More than 12 million in Shanghai can leave homes as COVID risk ebbs

Workers in protective suits are seen at a residential area during lockdown, amid the coronavirus disease (COVID-19) pandemic, in Shanghai, China, April 28, 2022. REUTERS/Aly Song

As many as 12.38 million Shanghai residents, nearly half the population of China's financial hub, are now in lower-risk areas, meaning they can leave their homes, the government said on Friday.

Shanghai, battling China's biggest ever COVID-19 outbreak, put the entire city into lockdown at the beginning of the month, though it has cautiously lifted some restrictions on residential areas that have gone two weeks without a positive case.

The city classifies each housing unit according to three levels of risk, designating those that have not seen a COVID-19 positive case for 14 days as "prevention zones", allowing residents to go out for "appropriate" activities.

FILE PHOTO: An isolation facility waits to be lifted at the construction site of a centralised quarantine facility in a basketball park, amid the coronavirus disease (COVID-19) outbreak, in Shanghai, China April 28, 2022. cnsphoto via REUTERS

By Thursday, the number of people living in high-risk "sealed and controlled zones", subject to the strictest lockdown measures, was 5.27 million, down by 6.6 million since the last readjustment on April 20.

"The number of people in the sealed and controlled zones has clearly fallen," Zhao Dandan, deputy director of Shanghai's health commission, told a media briefing.

Another 5.93 million medium-risk residents are now allowed, in principle, to leave their apartments but are still confined to their compounds.

The government said 52 people died of COVID-19 on April 28, up from 47 a day earlier.

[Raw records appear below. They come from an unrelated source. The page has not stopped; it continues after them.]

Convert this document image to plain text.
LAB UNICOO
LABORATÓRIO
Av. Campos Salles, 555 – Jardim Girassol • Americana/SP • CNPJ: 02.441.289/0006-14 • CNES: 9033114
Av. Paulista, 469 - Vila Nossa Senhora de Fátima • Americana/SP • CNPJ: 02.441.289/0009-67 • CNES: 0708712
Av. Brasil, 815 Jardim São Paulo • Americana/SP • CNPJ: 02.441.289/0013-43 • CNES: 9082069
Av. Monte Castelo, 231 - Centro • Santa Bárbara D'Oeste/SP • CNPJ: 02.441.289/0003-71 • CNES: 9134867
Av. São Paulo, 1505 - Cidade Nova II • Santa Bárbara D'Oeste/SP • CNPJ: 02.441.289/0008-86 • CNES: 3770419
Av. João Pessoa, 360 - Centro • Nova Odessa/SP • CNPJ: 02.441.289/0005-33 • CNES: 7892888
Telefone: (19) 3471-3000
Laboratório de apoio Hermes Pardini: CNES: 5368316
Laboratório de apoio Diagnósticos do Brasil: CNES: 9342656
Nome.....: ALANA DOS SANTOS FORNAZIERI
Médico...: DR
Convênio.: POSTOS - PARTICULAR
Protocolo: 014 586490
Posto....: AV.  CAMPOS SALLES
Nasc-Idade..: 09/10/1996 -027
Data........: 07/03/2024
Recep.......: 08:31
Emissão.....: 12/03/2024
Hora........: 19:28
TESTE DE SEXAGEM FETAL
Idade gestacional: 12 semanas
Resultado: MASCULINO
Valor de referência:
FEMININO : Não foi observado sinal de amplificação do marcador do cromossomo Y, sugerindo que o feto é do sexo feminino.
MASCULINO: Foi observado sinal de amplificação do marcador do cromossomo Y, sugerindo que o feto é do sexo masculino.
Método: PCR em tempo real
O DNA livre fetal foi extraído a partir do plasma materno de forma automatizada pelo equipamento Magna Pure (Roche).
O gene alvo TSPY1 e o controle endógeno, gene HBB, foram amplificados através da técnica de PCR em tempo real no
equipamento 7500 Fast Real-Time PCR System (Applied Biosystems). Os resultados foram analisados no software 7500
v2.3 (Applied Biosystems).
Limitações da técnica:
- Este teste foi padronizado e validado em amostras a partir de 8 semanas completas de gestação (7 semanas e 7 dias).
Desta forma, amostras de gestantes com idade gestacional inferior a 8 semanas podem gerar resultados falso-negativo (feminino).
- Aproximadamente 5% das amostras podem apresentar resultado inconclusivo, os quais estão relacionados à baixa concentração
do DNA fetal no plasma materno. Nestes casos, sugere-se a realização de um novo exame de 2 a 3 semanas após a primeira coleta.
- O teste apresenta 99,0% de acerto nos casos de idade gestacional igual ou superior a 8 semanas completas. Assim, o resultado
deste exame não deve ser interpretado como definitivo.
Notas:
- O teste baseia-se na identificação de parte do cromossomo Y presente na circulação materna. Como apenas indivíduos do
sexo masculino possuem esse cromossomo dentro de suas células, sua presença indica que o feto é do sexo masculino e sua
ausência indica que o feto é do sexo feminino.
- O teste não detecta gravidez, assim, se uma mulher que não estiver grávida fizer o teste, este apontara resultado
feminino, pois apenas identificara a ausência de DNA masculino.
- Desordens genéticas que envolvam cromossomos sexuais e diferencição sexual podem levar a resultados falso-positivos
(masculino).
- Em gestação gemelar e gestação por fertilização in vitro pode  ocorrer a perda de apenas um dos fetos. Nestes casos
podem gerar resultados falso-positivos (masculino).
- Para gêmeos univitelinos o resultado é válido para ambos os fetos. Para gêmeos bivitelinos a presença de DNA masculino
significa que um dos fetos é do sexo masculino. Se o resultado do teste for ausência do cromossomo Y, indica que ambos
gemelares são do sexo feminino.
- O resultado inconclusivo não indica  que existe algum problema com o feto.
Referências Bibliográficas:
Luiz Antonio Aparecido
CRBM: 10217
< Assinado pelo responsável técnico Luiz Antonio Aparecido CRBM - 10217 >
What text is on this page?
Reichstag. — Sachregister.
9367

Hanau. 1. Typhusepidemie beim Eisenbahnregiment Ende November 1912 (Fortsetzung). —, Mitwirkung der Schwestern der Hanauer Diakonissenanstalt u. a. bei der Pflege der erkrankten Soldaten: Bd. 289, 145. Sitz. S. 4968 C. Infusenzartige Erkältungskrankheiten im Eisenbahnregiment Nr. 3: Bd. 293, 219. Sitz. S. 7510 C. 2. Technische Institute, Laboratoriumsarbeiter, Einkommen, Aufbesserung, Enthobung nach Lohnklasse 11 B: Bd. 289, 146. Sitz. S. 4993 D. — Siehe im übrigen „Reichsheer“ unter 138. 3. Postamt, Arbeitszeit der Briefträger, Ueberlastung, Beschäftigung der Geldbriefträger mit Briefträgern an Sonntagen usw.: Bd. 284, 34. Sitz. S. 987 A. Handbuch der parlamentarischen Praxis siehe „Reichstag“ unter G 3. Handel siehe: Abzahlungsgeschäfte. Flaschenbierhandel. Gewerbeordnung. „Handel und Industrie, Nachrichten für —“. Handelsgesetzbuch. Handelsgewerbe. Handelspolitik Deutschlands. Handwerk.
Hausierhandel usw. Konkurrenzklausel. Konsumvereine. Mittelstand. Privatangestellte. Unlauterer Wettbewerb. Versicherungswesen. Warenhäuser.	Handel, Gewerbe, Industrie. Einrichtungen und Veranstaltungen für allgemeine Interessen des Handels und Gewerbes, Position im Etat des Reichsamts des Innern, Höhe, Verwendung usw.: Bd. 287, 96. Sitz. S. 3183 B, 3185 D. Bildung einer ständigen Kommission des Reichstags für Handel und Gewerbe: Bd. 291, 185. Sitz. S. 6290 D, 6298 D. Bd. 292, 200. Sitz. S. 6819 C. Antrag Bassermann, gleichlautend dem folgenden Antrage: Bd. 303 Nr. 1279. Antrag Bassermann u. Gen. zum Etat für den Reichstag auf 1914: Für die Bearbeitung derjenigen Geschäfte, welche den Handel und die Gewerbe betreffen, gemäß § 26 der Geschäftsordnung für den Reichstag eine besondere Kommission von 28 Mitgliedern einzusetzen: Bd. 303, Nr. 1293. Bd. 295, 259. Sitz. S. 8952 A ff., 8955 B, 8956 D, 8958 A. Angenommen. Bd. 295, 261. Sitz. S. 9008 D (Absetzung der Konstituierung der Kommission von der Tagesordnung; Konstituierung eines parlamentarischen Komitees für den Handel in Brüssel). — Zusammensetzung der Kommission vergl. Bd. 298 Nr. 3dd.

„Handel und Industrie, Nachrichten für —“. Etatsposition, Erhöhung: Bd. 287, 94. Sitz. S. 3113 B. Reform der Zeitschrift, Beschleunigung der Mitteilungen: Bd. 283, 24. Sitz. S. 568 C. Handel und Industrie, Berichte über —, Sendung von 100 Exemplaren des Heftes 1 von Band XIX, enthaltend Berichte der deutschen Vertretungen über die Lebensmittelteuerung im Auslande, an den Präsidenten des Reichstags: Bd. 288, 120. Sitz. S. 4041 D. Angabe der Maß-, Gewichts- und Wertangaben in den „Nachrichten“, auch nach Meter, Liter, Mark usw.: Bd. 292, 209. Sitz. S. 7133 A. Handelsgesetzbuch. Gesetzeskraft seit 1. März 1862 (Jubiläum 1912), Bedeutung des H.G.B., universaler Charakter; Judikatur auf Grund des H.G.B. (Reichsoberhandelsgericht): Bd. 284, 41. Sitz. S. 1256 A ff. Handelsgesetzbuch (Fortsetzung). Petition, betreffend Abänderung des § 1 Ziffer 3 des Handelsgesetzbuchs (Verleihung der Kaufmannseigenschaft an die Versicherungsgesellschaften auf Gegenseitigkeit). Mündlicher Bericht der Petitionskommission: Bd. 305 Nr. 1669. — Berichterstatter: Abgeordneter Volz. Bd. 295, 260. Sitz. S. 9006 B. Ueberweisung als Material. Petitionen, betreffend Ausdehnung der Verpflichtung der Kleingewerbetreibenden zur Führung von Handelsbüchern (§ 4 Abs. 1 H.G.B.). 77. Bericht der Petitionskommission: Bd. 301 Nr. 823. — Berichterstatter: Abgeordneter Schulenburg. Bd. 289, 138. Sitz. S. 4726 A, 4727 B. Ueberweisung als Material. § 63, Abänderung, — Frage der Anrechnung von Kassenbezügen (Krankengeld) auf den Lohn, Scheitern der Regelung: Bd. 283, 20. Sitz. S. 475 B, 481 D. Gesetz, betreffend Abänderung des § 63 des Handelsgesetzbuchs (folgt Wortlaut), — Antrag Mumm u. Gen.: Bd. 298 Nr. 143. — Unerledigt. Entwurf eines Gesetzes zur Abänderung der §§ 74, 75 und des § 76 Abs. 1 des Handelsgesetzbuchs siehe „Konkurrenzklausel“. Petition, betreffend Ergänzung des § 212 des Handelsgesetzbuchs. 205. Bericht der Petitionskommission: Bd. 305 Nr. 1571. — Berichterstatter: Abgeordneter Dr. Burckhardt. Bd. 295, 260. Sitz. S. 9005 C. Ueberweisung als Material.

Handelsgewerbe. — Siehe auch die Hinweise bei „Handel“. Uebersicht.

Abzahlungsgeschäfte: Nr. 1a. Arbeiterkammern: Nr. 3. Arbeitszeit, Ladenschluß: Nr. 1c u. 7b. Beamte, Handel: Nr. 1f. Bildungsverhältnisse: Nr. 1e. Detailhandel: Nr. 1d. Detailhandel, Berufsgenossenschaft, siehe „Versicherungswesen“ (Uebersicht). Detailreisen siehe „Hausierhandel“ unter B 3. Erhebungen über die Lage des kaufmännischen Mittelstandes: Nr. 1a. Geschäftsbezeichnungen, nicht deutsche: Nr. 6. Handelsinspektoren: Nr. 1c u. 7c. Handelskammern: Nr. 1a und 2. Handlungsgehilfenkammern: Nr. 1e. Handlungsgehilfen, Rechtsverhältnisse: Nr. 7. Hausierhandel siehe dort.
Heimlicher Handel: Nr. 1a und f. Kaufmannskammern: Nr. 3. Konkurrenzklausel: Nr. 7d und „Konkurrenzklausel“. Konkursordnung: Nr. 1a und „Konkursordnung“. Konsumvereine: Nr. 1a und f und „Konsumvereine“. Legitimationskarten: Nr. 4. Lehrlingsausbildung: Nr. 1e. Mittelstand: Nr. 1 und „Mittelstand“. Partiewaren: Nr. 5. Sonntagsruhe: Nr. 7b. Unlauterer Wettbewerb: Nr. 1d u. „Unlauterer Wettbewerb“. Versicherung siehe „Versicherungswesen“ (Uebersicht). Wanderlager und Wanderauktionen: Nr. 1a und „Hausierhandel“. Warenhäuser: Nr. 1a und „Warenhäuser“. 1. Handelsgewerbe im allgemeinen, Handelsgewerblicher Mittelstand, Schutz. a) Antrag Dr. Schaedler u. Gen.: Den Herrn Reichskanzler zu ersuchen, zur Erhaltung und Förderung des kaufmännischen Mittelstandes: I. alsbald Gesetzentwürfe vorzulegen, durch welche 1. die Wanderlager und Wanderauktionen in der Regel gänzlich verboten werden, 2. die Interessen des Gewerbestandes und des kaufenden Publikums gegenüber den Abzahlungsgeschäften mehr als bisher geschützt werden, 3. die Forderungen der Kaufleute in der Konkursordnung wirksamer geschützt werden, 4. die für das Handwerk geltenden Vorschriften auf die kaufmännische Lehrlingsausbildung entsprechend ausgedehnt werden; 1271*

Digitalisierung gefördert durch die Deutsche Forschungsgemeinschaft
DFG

Their average age was 84.

The city reported 9,545 new asymptomatic cases on Thursday, up from 9,330 a day earlier, with symptomatic cases also surging to 5,487, from 1,292 the previous day.

The coronavirus first emerged in the Chinese city of Wuhan in late 2019 and for the next two years authorities managed to keep outbreaks largely under control with lockdowns and travel bans.

But this year the fast-spreading Omicron variant has tested China's "zero-COVID" policy.